What does this say about ecumenism?

First of all, Protestants are not heretics or schismatics. Their ancestors may have been, but they aren’t. See this from the CIC:

Can. 11 Merely ecclesiastical laws bind those who have been baptized in the Catholic Church or received into it, possess the efficient use of reason, and, unless the law expressly provides otherwise, have completed seven years of age.

The crime of heresy or the crime of schism is an ecclesiastical law define in the CIC (Can 751). If the Protestant in question was not baptized in the Catholic Church or received into it, he/she is not bound to Canon Law. Therefore, the term “heretic” or “schismatic” could not, in a legal sense, apply.

Having said that, they are cheating themselves out of the fullness of truth held by the Catholic Church since the time of the apostles and they do not benefit from having access to the Sacraments, but they aren’t heretics and/or schismatics.

UNLESS: they were born / raised Catholic and subsequently decided to abandon the Faith. But I don’t think that exception is what you’re talking about here.

Actually we do still pray for the conversion of Jews in the OF. My OF missal is in Latin/French, but the translation I found on-line is here:

“Let us pray for the Jewish people, the first to hear the word of God, that they may continue to grow in the love of his name and in faithfulness to his covenant. (Prayer in silence. Then the priest says…) Almighty and eternal God, long ago you gave your promise to Abraham and his posterity. Listen to your Church as we pray that the people you first made your own may arrive at the fullness of redemption. We ask this through Christ our Lord. Amen.”

It is certainly more subtle than the EF version. One assumes as Catholics we understand that the “fullness of redemption” is through Jesus Christ.

As for “schismatics and heretics”, the intention in the OF is for the unity of Christians.

Okay, let me ask this a different way. Who are the heretics and schismatic we are praying for today?

Thanks for the correction.

However, we are not actually praying for conversion though are we?

In St. Faustina’s Diary, she record Our Lord’s words in 1937, long before Vatican II, for the fifth day of the Divine Mercy Novena. “Today, bring to Me the souls of heretics and schismatics and immerse them in the ocean of My mercy.”

From the Official Novena for Congregational use:

It was decided to adopt the designation “separated brethren” in place of heretics and schismatics because of Vatican II’s unambiguous designation concerning the relationshipo of Christians not in communion with the Apostolic See of Rome in the Body of Christ. The continuous and consistent use of that designation by every Pope since the Council reaffirms that decision.

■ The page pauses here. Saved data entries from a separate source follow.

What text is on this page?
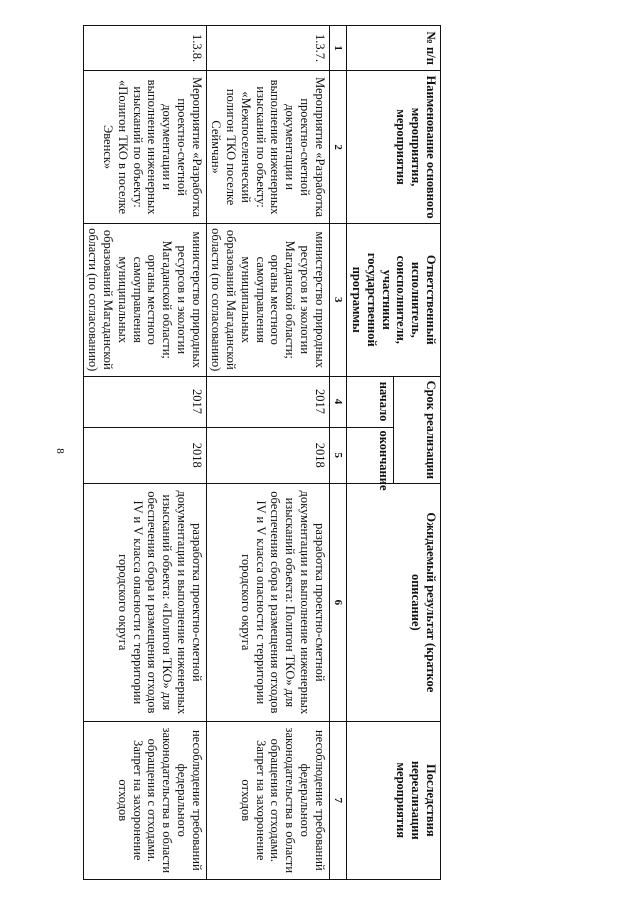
8
№ п/п	Наименование основного мероприятия, мероприятия	Ответственный исполнитель, соисполнители, участники государственной программы	Срок реализации		Ожидаемый результат (краткое описание)	Последствия нереализации мероприятия
			начало	окончание		
1	2	3	4	5	6	7
1.3.7.	Мероприятие «Разработка проектно-сметной документации и выполнение инженерных изысканий по объекту: «Межпоселенческий полигон ТКО поселке Сеймчан»	министерство природных ресурсов и экологии Магаданской области; органы местного самоуправления муниципальных образований Магаданской области (по согласованию)	2017	2018	разработка проектно-сметной документации и выполнение инженерных изысканий объекта: Полигон ТКО» для обеспечения сбора и размещения отходов IV и V класса опасности с территории городского округа	несоблюдение требований федерального законодательства в области обращения с отходами. Запрет на захоронение отходов
1.3.8.	Мероприятие «Разработка проектно-сметной документации и выполнение инженерных изысканий по объекту: «Полигон ТКО в поселке Эвенск»	министерство природных ресурсов и экологии Магаданской области; органы местного самоуправления муниципальных образований Магаданской области (по согласованию)	2017	2018	разработка проектно-сметной документации и выполнение инженерных изысканий объекта: «Полигон ТКО» для обеспечения сбора и размещения отходов IV и V класса опасности с территории городского округа	несоблюдение требований федерального законодательства в области обращения с отходами. Запрет на захоронение отходов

However, one cannot charge with the sin of the separation, those who at present are born into these communities, and in them are brought up in the faith of Christ, and the Catholic Church accepts them with respect and affection as brothers. For men who believe in Christ and have been properly baptized are put in some, though imperfect, communion with the Catholic Church.

It would be more accurate to refer to them as our separated brethren, which is what in fact they are.

A Protestant, brought up Protestant, and doing his or her best to conform to Christ’s teaching, isn’t a heretic or schismatic, but rather a Christian missing the fullness of Truth. The Church doesn’t teach that they’re automatically damned.

The sin, was the rupture, and for the most part that goes back several hundred years. Belonging to a Protestant denomination isn’t, in itself, sinful.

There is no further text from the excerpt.